As some may know, I am an attorney by profession. A family law attorney, specifically. So I do divorces, and child custody matters, etc. I have done this for a good many years, in different states here in the US. Currently in Arizona.
It is an unfortunate reality that there are a lot of divorce attorneys who tend to encourage acrimony and make things as adversarial as possible. They believe that to be better for their bottom line, I suppose. I'm not one of those kinds of lawyers. I would probably be a lot richer if I were. I try to facilitate settlement and resolution. That is almost always the best course of action for the parties, and always best if there are children. But settlement is not always possible, and the system we have is adversarial in nature. Collaborative divorce is out there, but it does not have much of a foothold.

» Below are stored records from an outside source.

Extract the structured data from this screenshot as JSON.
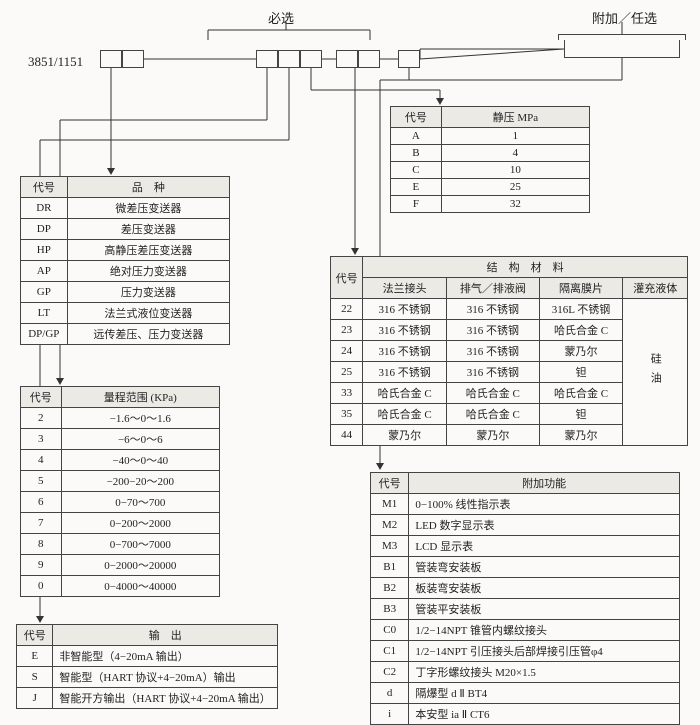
{
  "headers": {
    "required": "必选",
    "optional": "附加／任选"
  },
  "model": "3851/1151",
  "t1": {
    "cols": [
      "代号",
      "品　种"
    ],
    "rows": [
      [
        "DR",
        "微差压变送器"
      ],
      [
        "DP",
        "差压变送器"
      ],
      [
        "HP",
        "高静压差压变送器"
      ],
      [
        "AP",
        "绝对压力变送器"
      ],
      [
        "GP",
        "压力变送器"
      ],
      [
        "LT",
        "法兰式液位变送器"
      ],
      [
        "DP/GP",
        "远传差压、压力变送器"
      ]
    ]
  },
  "t2": {
    "cols": [
      "代号",
      "量程范围 (KPa)"
    ],
    "rows": [
      [
        "2",
        "−1.6～0～1.6"
      ],
      [
        "3",
        "−6～0～6"
      ],
      [
        "4",
        "−40～0～40"
      ],
      [
        "5",
        "−200−20～200"
      ],
      [
        "6",
        "0−70～700"
      ],
      [
        "7",
        "0−200～2000"
      ],
      [
        "8",
        "0−700～7000"
      ],
      [
        "9",
        "0−2000～20000"
      ],
      [
        "0",
        "0−4000～40000"
      ]
    ]
  },
  "t3": {
    "cols": [
      "代号",
      "输　出"
    ],
    "rows": [
      [
        "E",
        "非智能型（4−20mA 输出）"
      ],
      [
        "S",
        "智能型（HART 协议+4−20mA）输出"
      ],
      [
        "J",
        "智能开方输出（HART 协议+4−20mA 输出）"
      ]
    ]
  },
  "t4": {
    "cols": [
      "代号",
      "静压 MPa"
    ],
    "rows": [
      [
        "A",
        "1"
      ],
      [
        "B",
        "4"
      ],
      [
        "C",
        "10"
      ],
      [
        "E",
        "25"
      ],
      [
        "F",
        "32"
      ]
    ]
  },
  "t5": {
    "title": "结　构　材　料",
    "code": "代号",
    "sub": [
      "法兰接头",
      "排气／排液阀",
      "隔离膜片",
      "灌充液体"
    ],
    "rows": [
      [
        "22",
        "316 不锈钢",
        "316 不锈钢",
        "316L 不锈钢"
      ],
      [
        "23",
        "316 不锈钢",
        "316 不锈钢",
        "哈氏合金 C"
      ],
      [
        "24",
        "316 不锈钢",
        "316 不锈钢",
        "蒙乃尔"
      ],
      [
        "25",
        "316 不锈钢",
        "316 不锈钢",
        "钽"
      ],
      [
        "33",
        "哈氏合金 C",
        "哈氏合金 C",
        "哈氏合金 C"
      ],
      [
        "35",
        "哈氏合金 C",
        "哈氏合金 C",
        "钽"
      ],
      [
        "44",
        "蒙乃尔",
        "蒙乃尔",
        "蒙乃尔"
      ]
    ],
    "fill": "硅油"
  },
  "t6": {
    "cols": [
      "代号",
      "附加功能"
    ],
    "rows": [
      [
        "M1",
        "0−100% 线性指示表"
      ],
      [
        "M2",
        "LED 数字显示表"
      ],
      [
        "M3",
        "LCD 显示表"
      ],
      [
        "B1",
        "管装弯安装板"
      ],
      [
        "B2",
        "板装弯安装板"
      ],
      [
        "B3",
        "管装平安装板"
      ],
      [
        "C0",
        "1/2−14NPT 锥管内螺纹接头"
      ],
      [
        "C1",
        "1/2−14NPT 引压接头后部焊接引压管φ4"
      ],
      [
        "C2",
        "丁字形螺纹接头 M20×1.5"
      ],
      [
        "d",
        "隔爆型 d Ⅱ BT4"
      ],
      [
        "i",
        "本安型 ia Ⅱ CT6"
      ]
    ]
  },
  "style": {
    "border_color": "#444",
    "header_bg": "#eceae5",
    "bg": "#fbfaf8",
    "font_size": 11
  }
}
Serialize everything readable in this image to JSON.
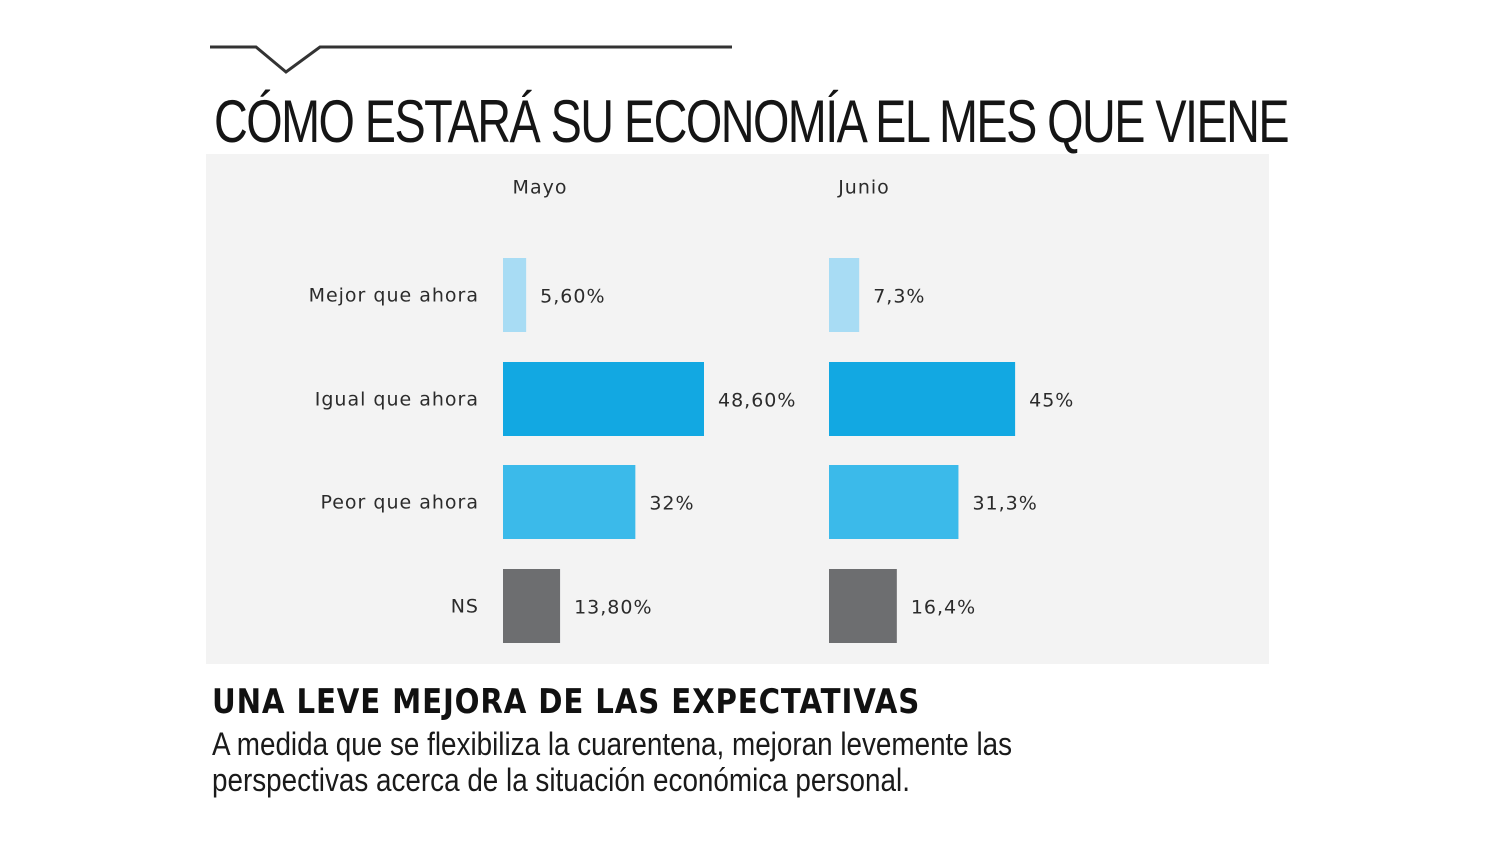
{
  "header": {
    "title": "CÓMO ESTARÁ SU ECONOMÍA EL MES QUE VIENE"
  },
  "footer": {
    "subtitle": "UNA LEVE MEJORA DE LAS EXPECTATIVAS",
    "caption_line1": "A medida que se flexibiliza la cuarentena, mejoran levemente las",
    "caption_line2": "perspectivas acerca de la situación económica personal."
  },
  "colors": {
    "mejor": "#a8dcf4",
    "igual": "#12a8e2",
    "peor": "#3bbaea",
    "ns": "#6d6e70"
  },
  "chart_data": [
    {
      "type": "bar",
      "orientation": "horizontal",
      "panel": "Mayo",
      "categories": [
        "Mejor que ahora",
        "Igual que ahora",
        "Peor que ahora",
        "NS"
      ],
      "values": [
        5.6,
        48.6,
        32,
        13.8
      ],
      "value_labels": [
        "5,60%",
        "48,60%",
        "32%",
        "13,80%"
      ]
    },
    {
      "type": "bar",
      "orientation": "horizontal",
      "panel": "Junio",
      "categories": [
        "Mejor que ahora",
        "Igual que ahora",
        "Peor que ahora",
        "NS"
      ],
      "values": [
        7.3,
        45,
        31.3,
        16.4
      ],
      "value_labels": [
        "7,3%",
        "45%",
        "31,3%",
        "16,4%"
      ]
    }
  ]
}
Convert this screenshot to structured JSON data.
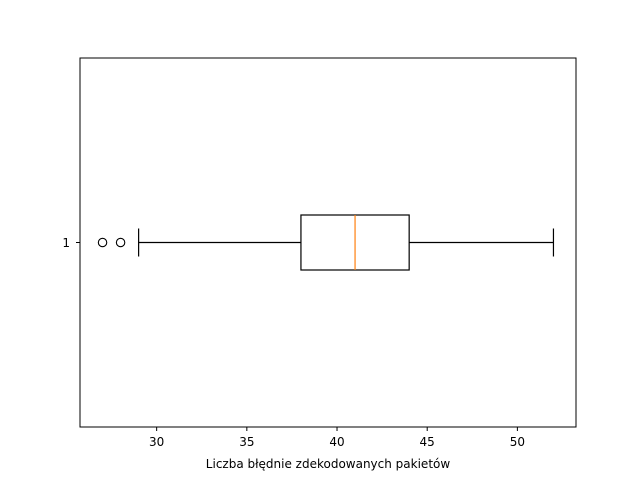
{
  "chart_data": {
    "type": "boxplot",
    "orientation": "horizontal",
    "title": "",
    "xlabel": "Liczba błędnie zdekodowanych pakietów",
    "ylabel": "",
    "xlim": [
      25.75,
      53.25
    ],
    "xticks": [
      30,
      35,
      40,
      45,
      50
    ],
    "categories": [
      "1"
    ],
    "boxes": [
      {
        "label": "1",
        "whisker_low": 29,
        "q1": 38,
        "median": 41,
        "q3": 44,
        "whisker_high": 52,
        "outliers": [
          27,
          28
        ]
      }
    ],
    "grid": false,
    "legend": "none",
    "colors": {
      "box": "#000000",
      "median": "#ff7f0e",
      "axes": "#000000"
    }
  }
}
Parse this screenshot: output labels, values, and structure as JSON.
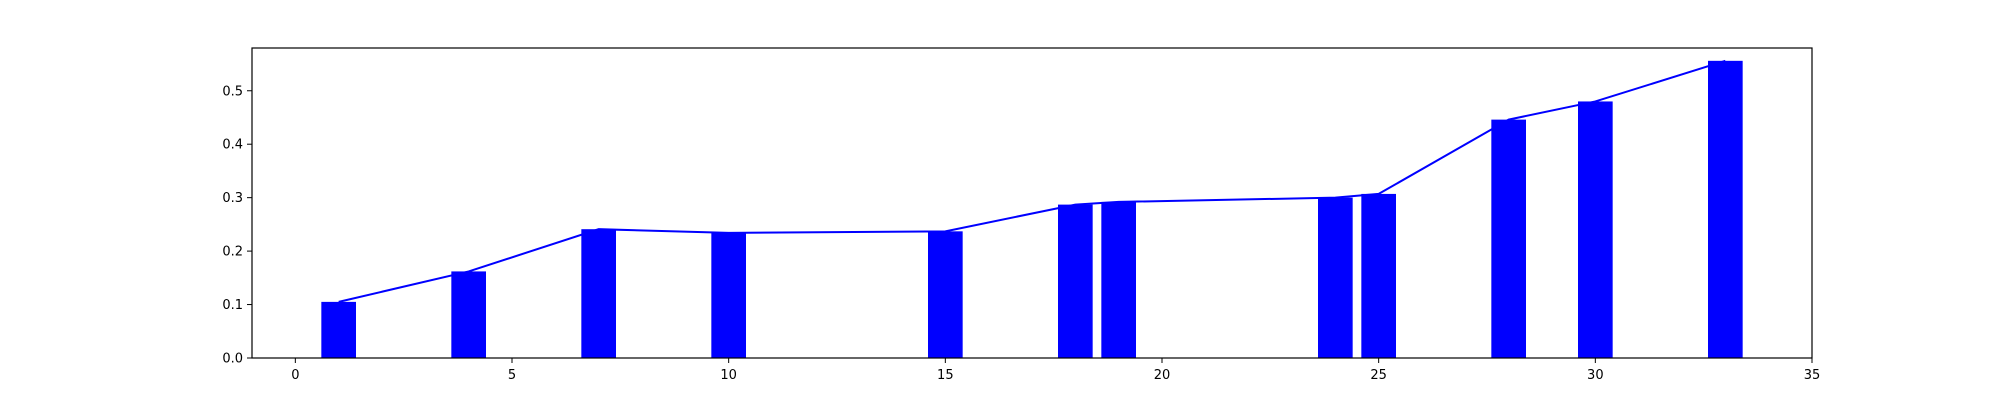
{
  "chart_data": {
    "type": "bar",
    "title": "",
    "xlabel": "",
    "ylabel": "",
    "xlim": [
      -1,
      35
    ],
    "ylim": [
      0,
      0.58
    ],
    "xticks": [
      0,
      5,
      10,
      15,
      20,
      25,
      30,
      35
    ],
    "yticks": [
      0.0,
      0.1,
      0.2,
      0.3,
      0.4,
      0.5
    ],
    "xtick_labels": [
      "0",
      "5",
      "10",
      "15",
      "20",
      "25",
      "30",
      "35"
    ],
    "ytick_labels": [
      "0.0",
      "0.1",
      "0.2",
      "0.3",
      "0.4",
      "0.5"
    ],
    "grid": false,
    "bar_color": "#0000ff",
    "line_color": "#0000ff",
    "bar_width": 0.8,
    "series": [
      {
        "kind": "bar",
        "x": [
          1,
          4,
          7,
          10,
          15,
          18,
          19,
          24,
          25,
          28,
          30,
          33
        ],
        "values": [
          0.105,
          0.162,
          0.241,
          0.234,
          0.237,
          0.287,
          0.292,
          0.3,
          0.307,
          0.446,
          0.48,
          0.556
        ]
      },
      {
        "kind": "line",
        "x": [
          1,
          4,
          7,
          10,
          15,
          18,
          19,
          24,
          25,
          28,
          30,
          33
        ],
        "values": [
          0.105,
          0.162,
          0.241,
          0.234,
          0.237,
          0.287,
          0.292,
          0.3,
          0.307,
          0.446,
          0.48,
          0.556
        ]
      }
    ]
  }
}
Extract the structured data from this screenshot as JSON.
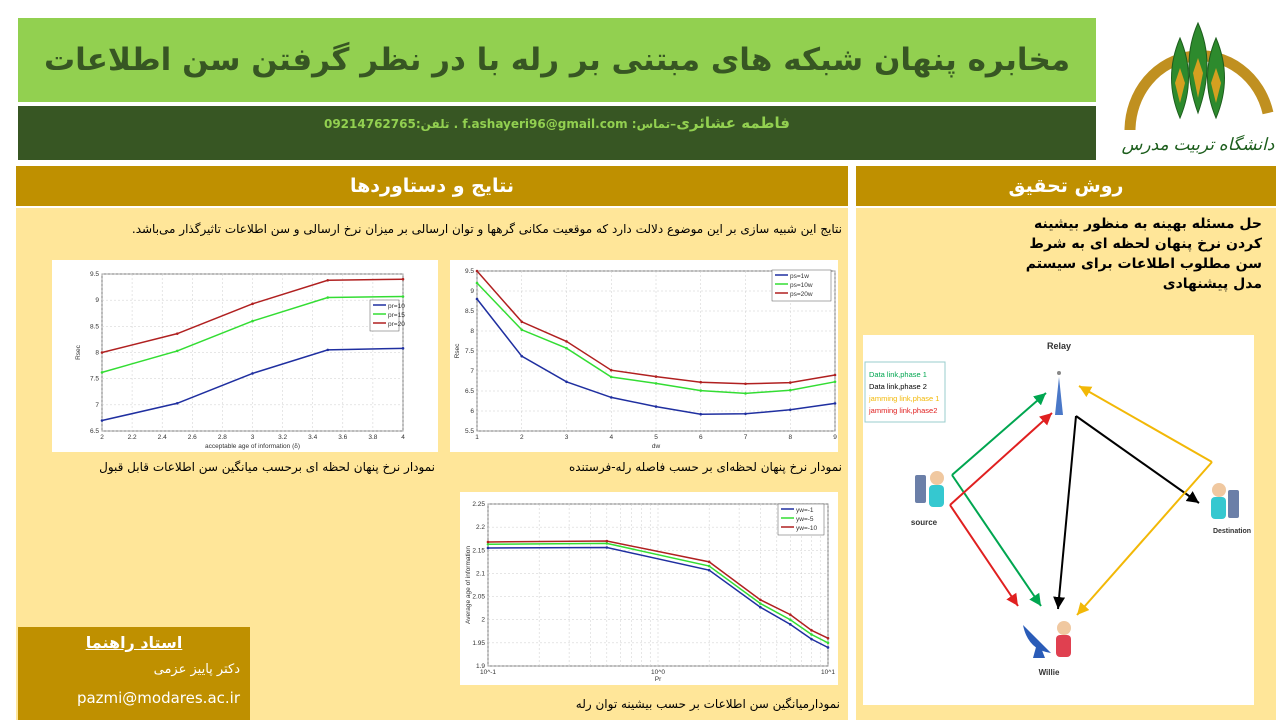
{
  "header": {
    "title": "مخابره پنهان شبکه های مبتنی بر رله با در نظر گرفتن سن اطلاعات",
    "author_name": "فاطمه عشائری",
    "contact_label": "–تماس:",
    "email": "f.ashayeri96@gmail.com",
    "phone_label": " . تلفن:",
    "phone": "09214762765",
    "logo_text": "دانشگاه تربیت مدرس"
  },
  "colors": {
    "title_bg": "#92d050",
    "title_text": "#375623",
    "section_bg": "#bf9000",
    "panel_bg": "#ffe699"
  },
  "results": {
    "heading": "نتایج و دستاوردها",
    "intro": "نتایج این شبیه سازی بر این موضوع دلالت دارد که موقعیت مکانی گرهها و توان ارسالی بر میزان نرخ ارسالی و سن اطلاعات  تاثیرگذار می‌باشد.",
    "caption_1": "نمودار نرخ پنهان لحظه ای برحسب میانگین سن اطلاعات قابل قبول",
    "caption_2": "نمودار نرخ پنهان لحظه‌ای بر حسب فاصله رله-فرستنده",
    "caption_3": "نمودارمیانگین سن اطلاعات بر حسب بیشینه توان رله"
  },
  "method": {
    "heading": "روش تحقیق",
    "text": "حل مسئله بهینه به منظور بیشینه کردن نرخ پنهان لحظه ای به شرط سن مطلوب اطلاعات برای سیستم مدل پیشنهادی",
    "diagram": {
      "nodes": {
        "relay": "Relay",
        "source": "source",
        "destination": "Destination",
        "willie": "Willie"
      },
      "legend": [
        {
          "label": "Data link,phase 1",
          "color": "#00a650"
        },
        {
          "label": "Data link,phase 2",
          "color": "#000000"
        },
        {
          "label": "jamming link,phase 1",
          "color": "#f2b807"
        },
        {
          "label": "jamming link,phase2",
          "color": "#e02020"
        }
      ]
    }
  },
  "advisor": {
    "heading": "استاد راهنما",
    "name": "دکتر پاییز عزمی",
    "email": "pazmi@modares.ac.ir"
  },
  "chart_data": [
    {
      "type": "line",
      "xlabel": "acceptable age of information (δ)",
      "ylabel": "Rsec",
      "xlim": [
        2,
        4
      ],
      "ylim": [
        6.5,
        9.5
      ],
      "grid": true,
      "legend": "right",
      "xticks": [
        2,
        2.2,
        2.4,
        2.6,
        2.8,
        3,
        3.2,
        3.4,
        3.6,
        3.8,
        4
      ],
      "yticks": [
        6.5,
        7,
        7.5,
        8,
        8.5,
        9,
        9.5
      ],
      "x": [
        2,
        2.5,
        3,
        3.5,
        4
      ],
      "series": [
        {
          "name": "pr=10",
          "color": "#1f2fa0",
          "values": [
            6.7,
            7.03,
            7.6,
            8.05,
            8.08
          ]
        },
        {
          "name": "pr=15",
          "color": "#33dd33",
          "values": [
            7.62,
            8.03,
            8.6,
            9.05,
            9.07
          ]
        },
        {
          "name": "pr=20",
          "color": "#b02020",
          "values": [
            8.0,
            8.36,
            8.93,
            9.38,
            9.4
          ]
        }
      ]
    },
    {
      "type": "line",
      "xlabel": "dw",
      "ylabel": "Rsec",
      "xlim": [
        1,
        9
      ],
      "ylim": [
        5.5,
        9.5
      ],
      "grid": true,
      "legend": "top-right",
      "xticks": [
        1,
        2,
        3,
        4,
        5,
        6,
        7,
        8,
        9
      ],
      "yticks": [
        5.5,
        6,
        6.5,
        7,
        7.5,
        8,
        8.5,
        9,
        9.5
      ],
      "x": [
        1,
        2,
        3,
        4,
        5,
        6,
        7,
        8,
        9
      ],
      "series": [
        {
          "name": "ps=1w",
          "color": "#1f2fa0",
          "values": [
            8.8,
            7.37,
            6.73,
            6.34,
            6.11,
            5.92,
            5.93,
            6.03,
            6.19
          ]
        },
        {
          "name": "ps=10w",
          "color": "#33dd33",
          "values": [
            9.2,
            8.03,
            7.57,
            6.85,
            6.69,
            6.51,
            6.44,
            6.52,
            6.73
          ]
        },
        {
          "name": "ps=20w",
          "color": "#b02020",
          "values": [
            9.5,
            8.23,
            7.74,
            7.02,
            6.86,
            6.72,
            6.68,
            6.71,
            6.9
          ]
        }
      ]
    },
    {
      "type": "line",
      "xlabel": "Pr",
      "ylabel": "Average age of information",
      "xscale": "log",
      "xlim": [
        0.1,
        10
      ],
      "ylim": [
        1.9,
        2.25
      ],
      "grid": true,
      "legend": "top-right",
      "xticks": [
        0.1,
        1,
        10
      ],
      "xticklabels": [
        "10^-1",
        "10^0",
        "10^1"
      ],
      "yticks": [
        1.9,
        1.95,
        2,
        2.05,
        2.1,
        2.15,
        2.2,
        2.25
      ],
      "x": [
        0.1,
        0.5,
        2,
        4,
        6,
        8,
        10
      ],
      "series": [
        {
          "name": "yw=-1",
          "color": "#1f2fa0",
          "values": [
            2.155,
            2.156,
            2.107,
            2.027,
            1.99,
            1.958,
            1.94
          ]
        },
        {
          "name": "yw=-5",
          "color": "#33dd33",
          "values": [
            2.163,
            2.165,
            2.116,
            2.035,
            2.0,
            1.968,
            1.95
          ]
        },
        {
          "name": "yw=-10",
          "color": "#b02020",
          "values": [
            2.168,
            2.17,
            2.125,
            2.043,
            2.011,
            1.977,
            1.96
          ]
        }
      ]
    }
  ]
}
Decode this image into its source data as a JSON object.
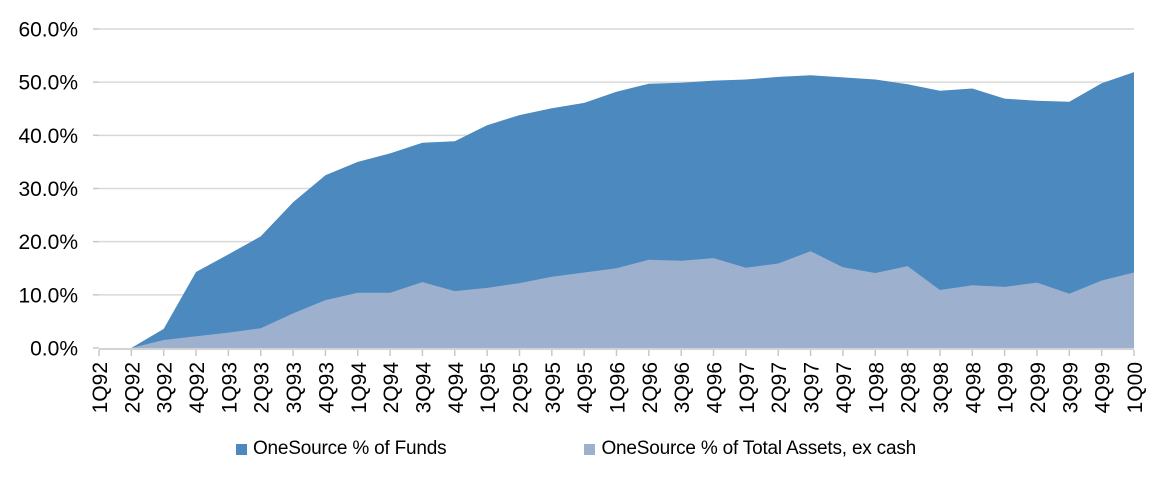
{
  "chart_data": {
    "type": "area",
    "title": "",
    "xlabel": "",
    "ylabel": "",
    "categories": [
      "1Q92",
      "2Q92",
      "3Q92",
      "4Q92",
      "1Q93",
      "2Q93",
      "3Q93",
      "4Q93",
      "1Q94",
      "2Q94",
      "3Q94",
      "4Q94",
      "1Q95",
      "2Q95",
      "3Q95",
      "4Q95",
      "1Q96",
      "2Q96",
      "3Q96",
      "4Q96",
      "1Q97",
      "2Q97",
      "3Q97",
      "4Q97",
      "1Q98",
      "2Q98",
      "3Q98",
      "4Q98",
      "1Q99",
      "2Q99",
      "3Q99",
      "4Q99",
      "1Q00"
    ],
    "series": [
      {
        "name": "OneSource % of Funds",
        "color": "#4C89BE",
        "values": [
          0.0,
          0.0,
          3.6,
          14.3,
          17.6,
          21.0,
          27.4,
          32.5,
          35.0,
          36.6,
          38.6,
          38.9,
          41.9,
          43.8,
          45.1,
          46.1,
          48.2,
          49.7,
          49.9,
          50.3,
          50.5,
          51.0,
          51.3,
          50.9,
          50.5,
          49.6,
          48.4,
          48.8,
          46.9,
          46.5,
          46.3,
          49.8,
          51.9
        ]
      },
      {
        "name": "OneSource % of Total Assets, ex cash",
        "color": "#9DB1CE",
        "values": [
          0.0,
          0.0,
          1.5,
          2.2,
          2.9,
          3.7,
          6.5,
          9.0,
          10.4,
          10.4,
          12.4,
          10.7,
          11.3,
          12.2,
          13.4,
          14.2,
          15.0,
          16.6,
          16.4,
          16.9,
          15.1,
          15.9,
          18.2,
          15.2,
          14.1,
          15.4,
          10.9,
          11.8,
          11.5,
          12.3,
          10.2,
          12.7,
          14.2
        ]
      }
    ],
    "ylim": [
      0,
      60
    ],
    "y_tick_values": [
      0,
      10,
      20,
      30,
      40,
      50,
      60
    ],
    "y_tick_labels": [
      "0.0%",
      "10.0%",
      "20.0%",
      "30.0%",
      "40.0%",
      "50.0%",
      "60.0%"
    ],
    "grid": "horizontal",
    "legend_position": "bottom",
    "overlap_not_stacked": true,
    "colors": {
      "grid": "#D9D9D9",
      "axis": "#D2D2D2",
      "tick": "#C8C8C8",
      "text": "#000000",
      "background": "#FFFFFF"
    }
  }
}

Arizona has recently changed legislation to make the presumption to be joint decision-making (custody) -- both parents jointly make important decisions affecting the children. That's where you start, and then one of the parents can try and rebut that presumption and show why it would be in the best interests of the children for there to be a different decision-making arrangement. When there is joint decision-making, the parenting time schedule can be equal, but it doesn't have to be.
In our adversarial system (and here I'm speaking only of Arizona), the children do not EVER get to choose where they want to live. The wishes of the children are important, and the older the children are, the greater weight their wishes will carry. The wishes of a 12 year old will carry greater weight than the wishes of a 5 year old. But ultimately, if the parents don't agree, the judge makes the decision. Agreement between the parents is best, of course. The biggest difficulty for children in a divorce is the conflict they see between their parents. Parents going through a divorce should
attempt to minimize conflict as much as possible.
When you have been doing this as long as I have, you see similar fact patterns come up. Very often I represent the father, and the mother will often believe they should be the primary parent. Why? Because they are the mother. That's it, that's the sole reason. We litigate the case because mother will not concede that father should be as active and involved in raising the children. And until recently, the judiciary had bought into that belief -- this notion that children are better off with their mothers. Well, the truth is that sometimes they are, but sometimes they are not, and very often the children are best off with both parents, equally. Each family and situation is different.